In fact, the vast majority never will. On both print newsstands and digital homepages, millions may glance your way, but only a small percentage represent real subscription potential.

The conclusion is clear: Sustainable businesses are built around the loyal minority, not the indifferent majority.

“We need to know exactly whom we can attract and whom we cannot attract,” he stressed.

These loyalists come directly to Web sites, prefer apps, hold brand affinity, and engage deeply with content — not through aggregators or search, but through habit.

How AI is reshaping the economics of publishing

Have you ever considered bots, AI agents, and the like as part of your audience? Do you know if these machines make up a small or large part of your consumer population? Can you monetise that online population?

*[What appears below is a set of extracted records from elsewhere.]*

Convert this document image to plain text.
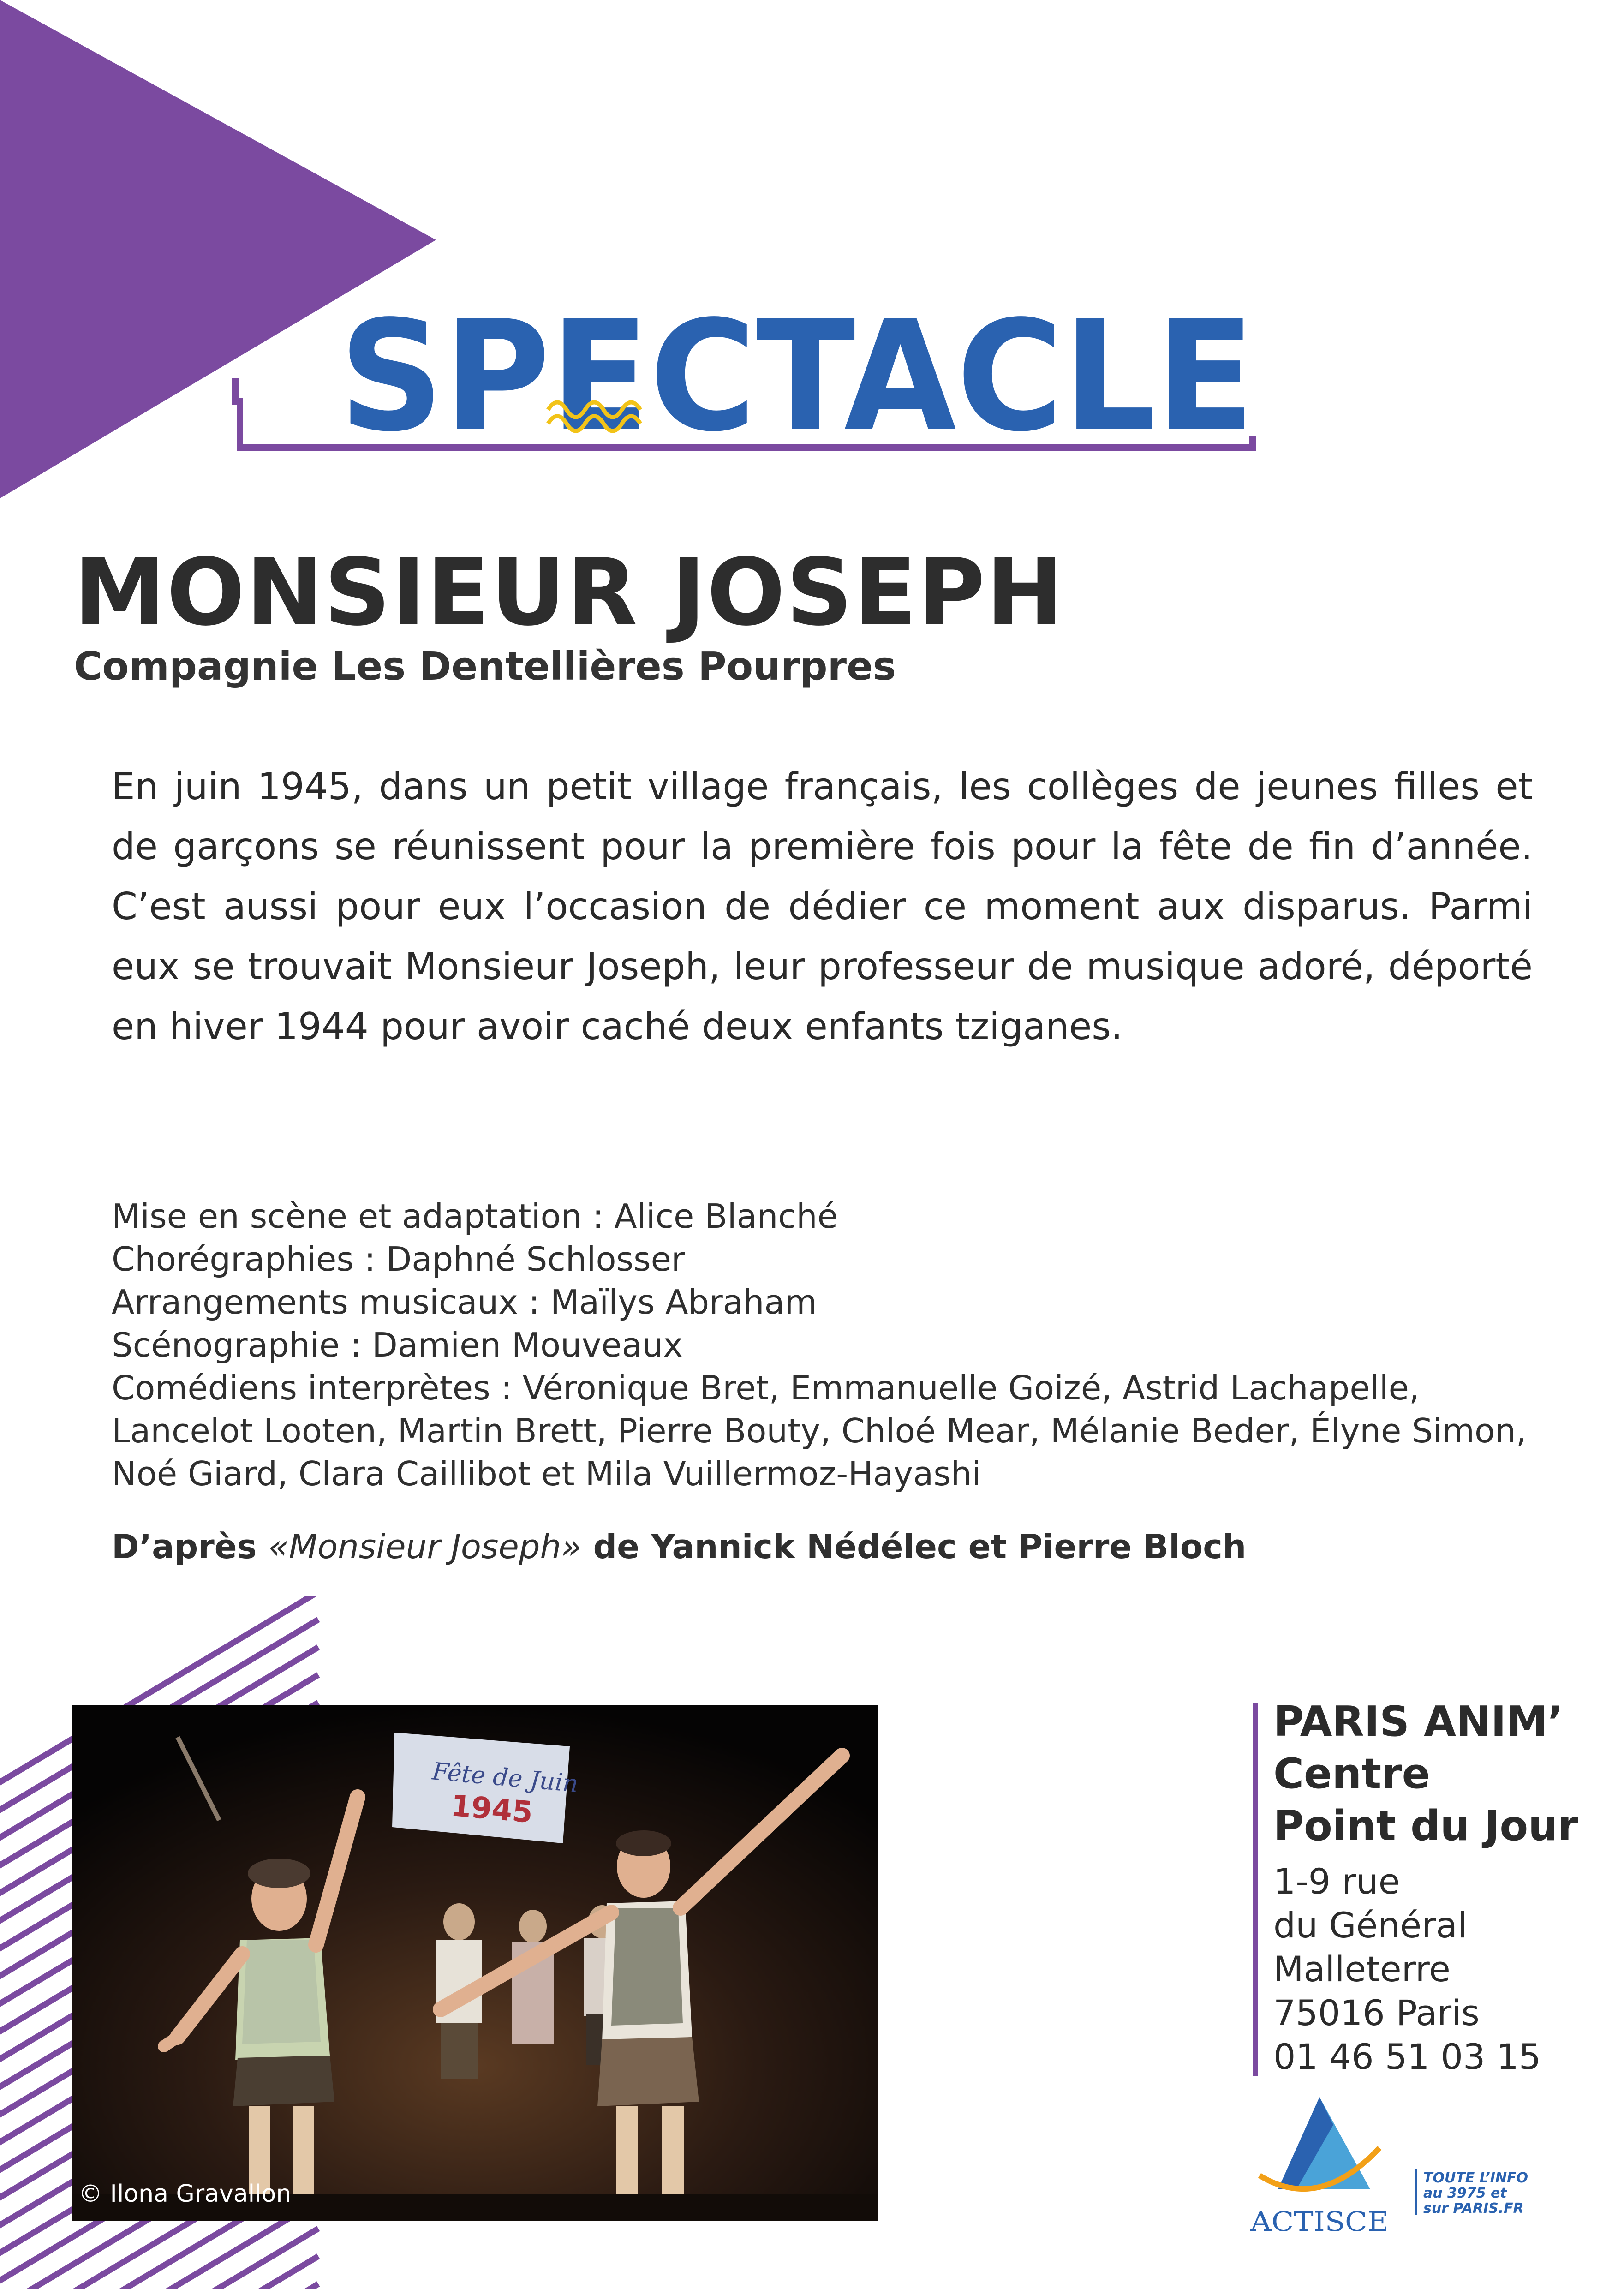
SPECTACLE
MONSIEUR JOSEPH
Compagnie Les Dentellières Pourpres
En juin 1945, dans un petit village français, les collèges de jeunes filles et de garçons se réunissent pour la première fois pour la fête de fin d’année. C’est aussi pour eux l’occasion de dédier ce moment aux disparus. Parmi eux se trouvait Monsieur Joseph, leur professeur de musique adoré, déporté en hiver 1944 pour avoir caché deux enfants tziganes.
Mise en scène et adaptation : Alice Blanché
Chorégraphies : Daphné Schlosser
Arrangements musicaux : Maïlys Abraham
Scénographie : Damien Mouveaux
Comédiens interprètes : Véronique Bret, Emmanuelle Goizé, Astrid Lachapelle, Lancelot Looten, Martin Brett, Pierre Bouty, Chloé Mear, Mélanie Beder, Élyne Simon, Noé Giard, Clara Caillibot et Mila Vuillermoz-Hayashi
D’après «Monsieur Joseph» de Yannick Nédélec et Pierre Bloch
Fête de Juin
1945
© Ilona Gravallon
PARIS ANIM’
Centre
Point du Jour
1-9 rue
du Général
Malleterre
75016 Paris
01 46 51 03 15
ACTISCE
TOUTE L’INFO
au 3975 et
sur PARIS.FR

“If your audience is now a mix of humans and machines then your monetisation strategy also has to work for humans and machines. And that’s where I believe micropayments, aggregated and invisible and usage-based, become not just interesting but essential,” Cosmin Ene, chief executive officer of Supertab, said.

Micropayments can complement subscriptions strategies.
Micropayments can complement subscriptions strategies.

“If machines are becoming consumers, then we need a way for machines to request access, check licensing, and pay, ideally automatically.”

Ene envisions this model in three steps:

  1. Publishers set the rules of engagement the machine could understand including pricing and licensing terms.
  2. Bots and agents check the license. Supertab can accept or decline licensing requests and settles payments
  3. Payment is the last step. “Everytime AI uses your content, you get paid,” Ene said.

The future of publishing and the media industry at large is in the midst of a shift on both sides of the marketplace. Cosmin Ene encouraged publishers to think about their non-human consumers and the possibilities of business models that include AI, as consumers and to support revenue generation.